Scripts for managing rumors db

Installation

Please first install Node.JS 18.

$ npm i

Configuration

For development, copy .env.sample to .env and make necessary changes.

Elasticsearch

Anatomy of a schema file

A schema file under schema/ directory consists of:

VERSION -- see the next section for details.
The default export -- an object that represents the mapping of the index.
Exports a zod schema named <indexName>Schema, which can be used to generate Typescript definitions as well as use as validator.
Exports a Typescript definition of the index name in UpperCamelCase, created from zod.
The examples which is an array of the example data that can be inserted into the index and correctly type check. We use the examples to:
- Provide readable examples of what is actually stored in ES index
- Check if the index schema is as expected
- Check if Typescript definition is as expected

Index mapping versions

All mappings exist in schema/ directory, with schema/index.js being the entry point.

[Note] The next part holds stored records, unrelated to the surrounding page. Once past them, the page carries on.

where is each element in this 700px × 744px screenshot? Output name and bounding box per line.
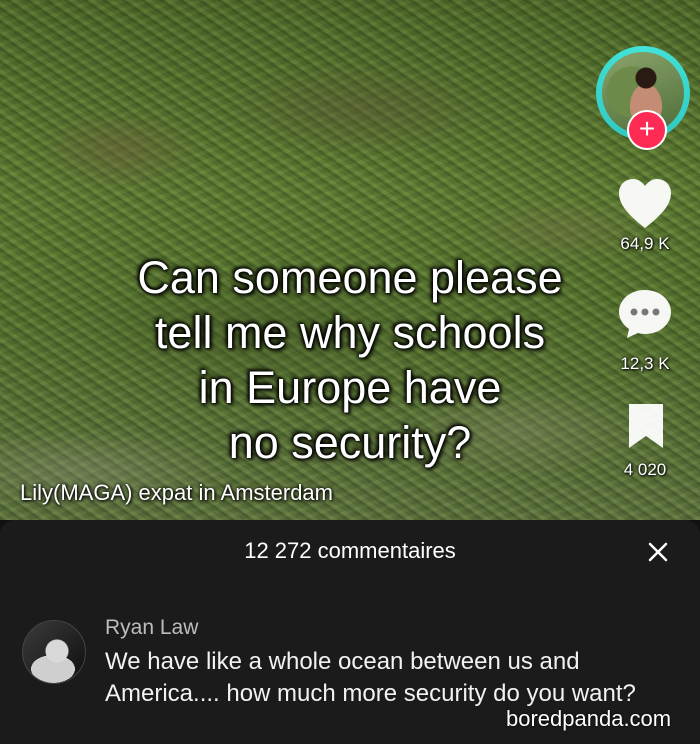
follow-button[interactable]: + [627,110,667,150]
like-count: 64,9 K [620,234,670,253]
caption-line: in Europe have [198,362,502,413]
comment-text: We have like a whole ocean between us an… [105,648,636,707]
caption-line: tell me why schools [154,307,546,358]
caption-line: no security? [228,417,472,468]
comment-username[interactable]: Ryan Law [105,616,198,640]
video-caption: Can someone please tell me why schools i… [30,250,670,470]
close-icon[interactable] [640,534,676,570]
save-count: 4 020 [623,460,667,479]
caption-line: Can someone please [137,252,563,303]
video-author-label[interactable]: Lily(MAGA) expat in Amsterdam [20,480,333,506]
comment-bubble-icon[interactable] [617,288,673,340]
bookmark-icon[interactable] [626,402,666,450]
commenter-avatar[interactable] [22,620,86,684]
watermark: boredpanda.com [506,706,672,731]
comment-count: 12,3 K [620,354,670,373]
heart-icon[interactable] [617,178,673,230]
comments-count-title: 12 272 commentaires [244,538,456,563]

When loading schema into DB using npm run schema, it appends _${VERSION} in the created indexes,

then create an alias to the index name, according to VERSION const in the respective schema file.

For example, the mappings in schema/articles.js would go to the index articles_v1_0_0 and an alias from articles to articles_v1_0_0 would be created after running npm run schema, given that the VERSION in schema/article.js is 1.0.0.

Running migrations

All index mappings are already the latest, so if you are starting a database with fresh data, there is no need for migrations.

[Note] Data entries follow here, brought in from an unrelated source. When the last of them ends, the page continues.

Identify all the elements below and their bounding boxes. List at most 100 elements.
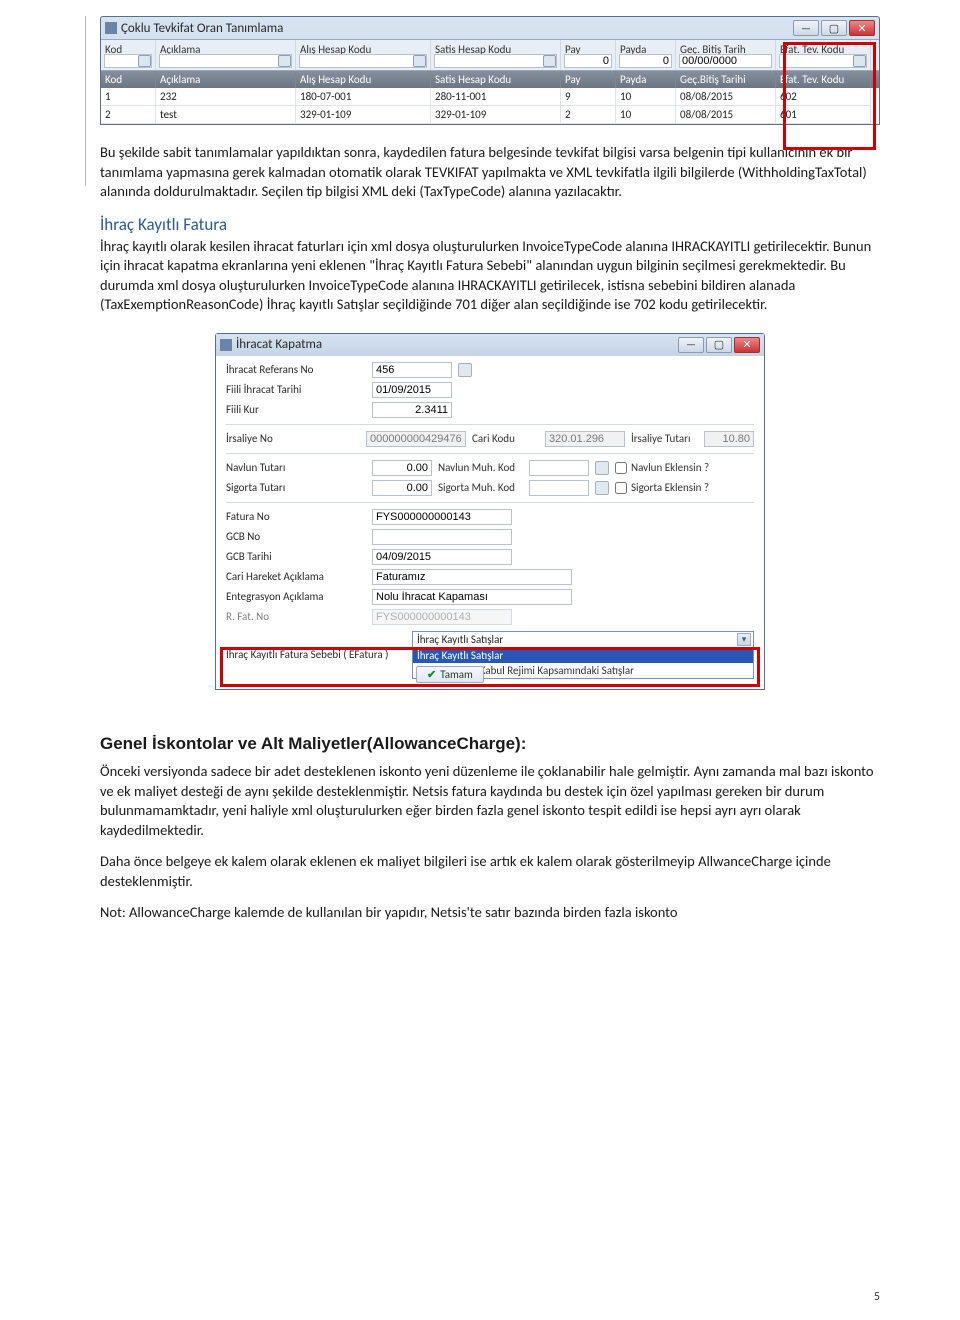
paragraph: İhraç kayıtlı olarak kesilen ihracat fat…	[100, 237, 880, 315]
input-irsno	[366, 431, 466, 447]
input-carikodu	[545, 431, 625, 447]
label-refno: İhracat Referans No	[226, 363, 366, 376]
paragraph: Bu şekilde sabit tanımlamalar yapıldıkta…	[100, 143, 880, 202]
cell-efat: 602	[776, 88, 871, 106]
cell-pay: 2	[561, 106, 616, 124]
window-titlebar[interactable]: Çoklu Tevkifat Oran Tanımlama — ▢ ✕	[101, 17, 879, 39]
lookup-icon[interactable]	[138, 55, 151, 67]
input-cha[interactable]	[372, 569, 572, 585]
label-sigortakod: Sigorta Muh. Kod	[438, 481, 523, 494]
chevron-down-icon: ▾	[737, 633, 751, 646]
lookup-icon[interactable]	[853, 55, 866, 67]
paragraph: Daha önce belgeye ek kalem olarak eklene…	[100, 852, 880, 891]
system-icon	[105, 22, 117, 34]
input-navlun[interactable]	[372, 460, 432, 476]
input-sigorta[interactable]	[372, 480, 432, 496]
window-tevkifat: Çoklu Tevkifat Oran Tanımlama — ▢ ✕ Kod …	[100, 16, 880, 125]
label-carikodu: Cari Kodu	[472, 432, 539, 445]
filter-satis[interactable]	[434, 54, 557, 68]
input-kur[interactable]	[372, 402, 452, 418]
cell-pay: 9	[561, 88, 616, 106]
cell-alis: 180-07-001	[296, 88, 431, 106]
hdr-efat: Efat. Tev. Kodu	[776, 71, 871, 88]
label-irsno: İrsaliye No	[226, 432, 360, 445]
label-gcbno: GCB No	[226, 530, 366, 543]
grid-header: Kod Açıklama Alış Hesap Kodu Satis Hesap…	[101, 71, 879, 88]
input-navlunkod[interactable]	[529, 460, 589, 476]
hdr-payda: Payda	[616, 71, 676, 88]
heading-allowance-charge: Genel İskontolar ve Alt Maliyetler(Allow…	[100, 734, 880, 754]
hdr-pay: Pay	[561, 71, 616, 88]
cell-payda: 10	[616, 106, 676, 124]
close-button[interactable]: ✕	[734, 337, 760, 353]
divider	[226, 502, 754, 503]
filter-payda[interactable]	[619, 54, 672, 68]
grid-row[interactable]: 1 232 180-07-001 280-11-001 9 10 08/08/2…	[101, 88, 879, 106]
check-icon: ✔	[427, 668, 436, 681]
hdr-aciklama: Açıklama	[156, 71, 296, 88]
label-fatno: Fatura No	[226, 510, 366, 523]
label-ihrac-sebebi: İhraç Kayıtlı Fatura Sebebi ( EFatura )	[226, 648, 406, 661]
input-gcbtarih[interactable]	[372, 549, 512, 565]
input-tarih[interactable]	[372, 382, 452, 398]
input-fatno[interactable]	[372, 509, 512, 525]
maximize-button[interactable]: ▢	[821, 20, 847, 36]
hdr-alis: Alış Hesap Kodu	[296, 71, 431, 88]
cell-gbt: 08/08/2015	[676, 88, 776, 106]
cell-payda: 10	[616, 88, 676, 106]
filter-gbt[interactable]	[679, 54, 772, 68]
minimize-button[interactable]: —	[678, 337, 704, 353]
filter-aciklama[interactable]	[159, 54, 292, 68]
cell-gbt: 08/08/2015	[676, 106, 776, 124]
checkbox-navlun-eklensin[interactable]: Navlun Eklensin ?	[615, 461, 709, 474]
label-navlunkod: Navlun Muh. Kod	[438, 461, 523, 474]
paragraph: Önceki versiyonda sadece bir adet destek…	[100, 762, 880, 840]
cell-satis: 329-01-109	[431, 106, 561, 124]
label-cha: Cari Hareket Açıklama	[226, 570, 366, 583]
hdr-kod: Kod	[101, 71, 156, 88]
label-ent: Entegrasyon Açıklama	[226, 590, 366, 603]
cell-kod: 2	[101, 106, 156, 124]
label-sigorta: Sigorta Tutarı	[226, 481, 366, 494]
filter-row: Kod Açıklama Alış Hesap Kodu Satis Hesap…	[101, 39, 879, 71]
page-margin-line	[85, 16, 86, 186]
filter-alis[interactable]	[299, 54, 427, 68]
label-tarih: Fiili İhracat Tarihi	[226, 383, 366, 396]
divider	[226, 424, 754, 425]
label-navlun: Navlun Tutarı	[226, 461, 366, 474]
dropdown-ihrac-sebebi[interactable]: İhraç Kayıtlı Satışlar ▾	[412, 631, 754, 648]
label-irstutar: İrsaliye Tutarı	[631, 432, 698, 445]
lookup-icon[interactable]	[413, 55, 426, 67]
lookup-icon[interactable]	[458, 363, 472, 377]
window-titlebar[interactable]: İhracat Kapatma — ▢ ✕	[216, 334, 764, 356]
checkbox-sigorta-eklensin[interactable]: Sigorta Eklensin ?	[615, 481, 709, 494]
dropdown-option[interactable]: İhraç Kayıtlı Satışlar	[413, 648, 753, 663]
input-ent[interactable]	[372, 589, 572, 605]
close-button[interactable]: ✕	[849, 20, 875, 36]
minimize-button[interactable]: —	[793, 20, 819, 36]
cell-acik: test	[156, 106, 296, 124]
ok-button[interactable]: ✔Tamam	[416, 666, 484, 683]
lookup-icon[interactable]	[543, 55, 556, 67]
input-gcbno[interactable]	[372, 529, 512, 545]
input-sigortakod[interactable]	[529, 480, 589, 496]
lookup-icon[interactable]	[595, 461, 609, 475]
cell-kod: 1	[101, 88, 156, 106]
maximize-button[interactable]: ▢	[706, 337, 732, 353]
input-obscured	[372, 609, 512, 625]
divider	[226, 453, 754, 454]
grid-row[interactable]: 2 test 329-01-109 329-01-109 2 10 08/08/…	[101, 106, 879, 124]
paragraph: Not: AllowanceCharge kalemde de kullanıl…	[100, 903, 880, 923]
window-ihracat-kapatma: İhracat Kapatma — ▢ ✕ İhracat Referans N…	[215, 333, 765, 690]
subheading-ihrac: İhraç Kayıtlı Fatura	[100, 214, 880, 235]
label-obscured: R. Fat. No	[226, 610, 366, 623]
lookup-icon[interactable]	[595, 481, 609, 495]
cell-satis: 280-11-001	[431, 88, 561, 106]
input-refno[interactable]	[372, 362, 452, 378]
hdr-satis: Satis Hesap Kodu	[431, 71, 561, 88]
hdr-gbt: Geç.Bitiş Tarihi	[676, 71, 776, 88]
system-icon	[220, 339, 232, 351]
lookup-icon[interactable]	[278, 55, 291, 67]
input-irstutar	[704, 431, 754, 447]
filter-pay[interactable]	[564, 54, 612, 68]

However, if you are reading data from a legacy version of mapping, you may need migrations.

Migration scripts are put under db/migrations, which can be run as:

$ ./node_modules/.bin/babel-node db/migrations/<migration script name>

Prepare database for unit test

See rumors-api

Backup production database and run on local machine

According to rumors-deploy, the production DB raw data should be available in rumors-deploy/volumes/db-production. (Staging is in db-staging instead).

Just tar the rumors-deploy/volumes/db-production, download to local machine, extract the tar file and put it in esdata directory of this project's root.

Then run:

$ docker-compose up

This spins up elasticsearch on localhost:62223, with Kibana available in localhost:62224, using the data in esdata.

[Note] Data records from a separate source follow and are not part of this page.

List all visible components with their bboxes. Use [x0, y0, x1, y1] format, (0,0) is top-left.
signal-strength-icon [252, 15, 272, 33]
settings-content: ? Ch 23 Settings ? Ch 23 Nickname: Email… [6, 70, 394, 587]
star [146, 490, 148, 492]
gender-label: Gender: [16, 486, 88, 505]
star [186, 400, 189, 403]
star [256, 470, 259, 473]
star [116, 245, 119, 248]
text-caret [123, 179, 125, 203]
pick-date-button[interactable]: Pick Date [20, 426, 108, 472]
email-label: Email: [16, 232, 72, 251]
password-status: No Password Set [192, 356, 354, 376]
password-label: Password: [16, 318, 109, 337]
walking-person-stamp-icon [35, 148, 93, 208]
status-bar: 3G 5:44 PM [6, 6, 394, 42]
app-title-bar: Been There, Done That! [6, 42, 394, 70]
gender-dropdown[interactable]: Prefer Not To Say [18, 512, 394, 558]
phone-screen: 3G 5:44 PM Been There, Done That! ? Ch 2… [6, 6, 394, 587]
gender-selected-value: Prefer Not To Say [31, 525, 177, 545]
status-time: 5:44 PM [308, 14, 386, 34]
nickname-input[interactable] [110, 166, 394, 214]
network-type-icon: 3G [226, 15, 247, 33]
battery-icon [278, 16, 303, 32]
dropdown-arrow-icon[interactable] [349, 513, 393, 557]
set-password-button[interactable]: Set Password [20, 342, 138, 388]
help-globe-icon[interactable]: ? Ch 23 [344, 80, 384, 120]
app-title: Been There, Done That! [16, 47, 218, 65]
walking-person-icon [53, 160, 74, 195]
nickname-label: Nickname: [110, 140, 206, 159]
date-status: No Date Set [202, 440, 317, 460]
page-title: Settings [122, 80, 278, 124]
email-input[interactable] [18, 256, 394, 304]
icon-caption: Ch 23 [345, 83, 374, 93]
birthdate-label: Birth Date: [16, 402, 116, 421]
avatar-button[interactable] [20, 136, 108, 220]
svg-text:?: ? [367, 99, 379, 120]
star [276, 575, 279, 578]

Updating schema for one index

After adding fields / removing fields from an index file, you will need to reload schema because ElasticSearch mappings are not editable for opened indices.

This can be done by:

Manually bumping the schema version in the schema file
Run npm run reload -- <index file name> (For instance, npm run reload -- replyrequests)

The script would create indices with latest schema & package.json version postfix, perform reindex, modifies alias and removes the old index.

BigQuery

Please manually create dataset, handle permission on Google Cloud, and setup related environment variables in .env.

Run the following script to create big query tables under the dataset specified in the environment variable.

./node_modules/.bin/babel-node db/setBqTables.ts --extensions .ts,.js

Other commands

These commands are invoked by commands mentioned above. See package.json for details.

`npm run clear`

Deletes all indices.

`npm run schema [-- indexName]`

Creates indices with specified mappings.

By default it will create all indexes that exists in schema/ directory, and will error if the index already exists.

We can create one index by specifying indexName in the command.

`npm run scan [-- indexName]`

Scans through all existing document in indexName to see if the documents match the current zod schema.

If indexName is not given, all indexes in schema will be scanned.

`npm run seed`

Inserts examples in each schema into the database